Military, police executed 2, planted weapons in Puebla confrontation last year

Soldiers and state police arbitrarily executed two people and planted weapons on two bodies during clashes with suspected fuel thieves in Puebla last year, according to an investigation by the National Human Rights Commission (CNDH).

Two confrontations on May 3, 2017 in Palmarito, a community in the municipality of Quecholac, left four soldiers and six presumed criminals dead as well as a further 26 people wounded.

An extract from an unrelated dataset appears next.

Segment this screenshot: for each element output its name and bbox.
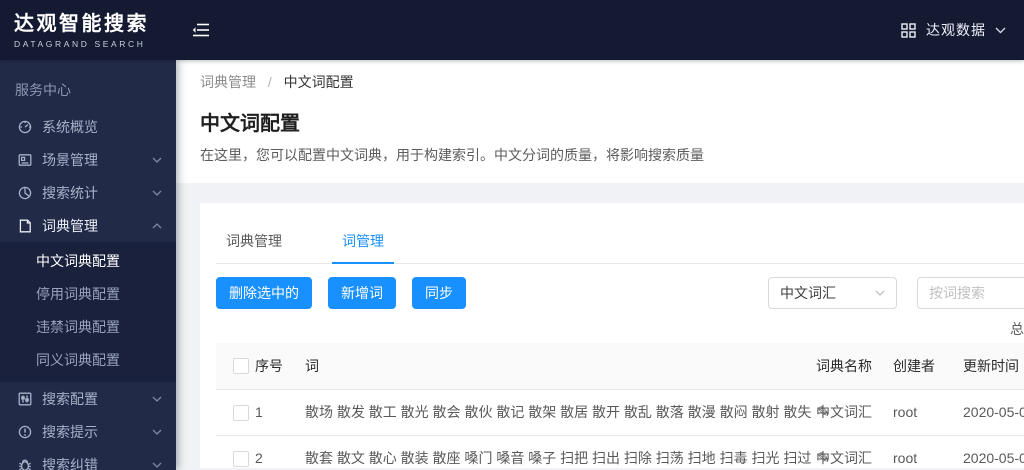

Nine adults and four minors were arrested.

The CNDH also said that military and police mistreated 12 people, including three minors, arbitrarily detained two children and manipulated a corpse.

The investigation revealed “serious violations of human rights, personal liberty and presumption of innocence . . .” the commission’s report said.

It also charged that the federal Attorney General’s office (PGR), the state oil company Pemex, the Puebla Attorney General’s office, the Puebla Secretariat of Public Security and a Puebla state court violated their legal responsibilities in relation to the case.

The PGR, it said, failed to submit copies of its relevant files to the CNDH, which amounts to an “obstruction of the right of access to justice to the detriment of victims, their families and society.”

The CNDH said it was concerned about the “prevailing impunity” of the crime of pipeline theft, stating that those arrested are not referred to the relevant authorities and don’t ultimately face justice.

In addition to outlining its findings, the government-backed but fully independent commission also made a series of recommendations to authorities.

Among those were instructions to the head of the Secretariat of National Defense (Sedena) and the governor of Puebla to pay compensation to all victims and to cooperate with investigations into the military and police personnel involved.

The CNDH said the PGR must continue its investigations into the homicides and injuries that occurred on May 3, 2017, and address complaints about irregularities relating to the investigation into the extrajudicial killings of two people.

Pemex should also cooperate with the PGR’s investigations and its facilities shouldn’t be used to hold people who have been arrested, the commission said.

It also called on the governor of Puebla to implement policies to combat pipeline theft in the area known as the Red Triangle, which is notorious for the presence of fuel thieves known as huachicoleros, and to take steps to professionalize the state’s police forces.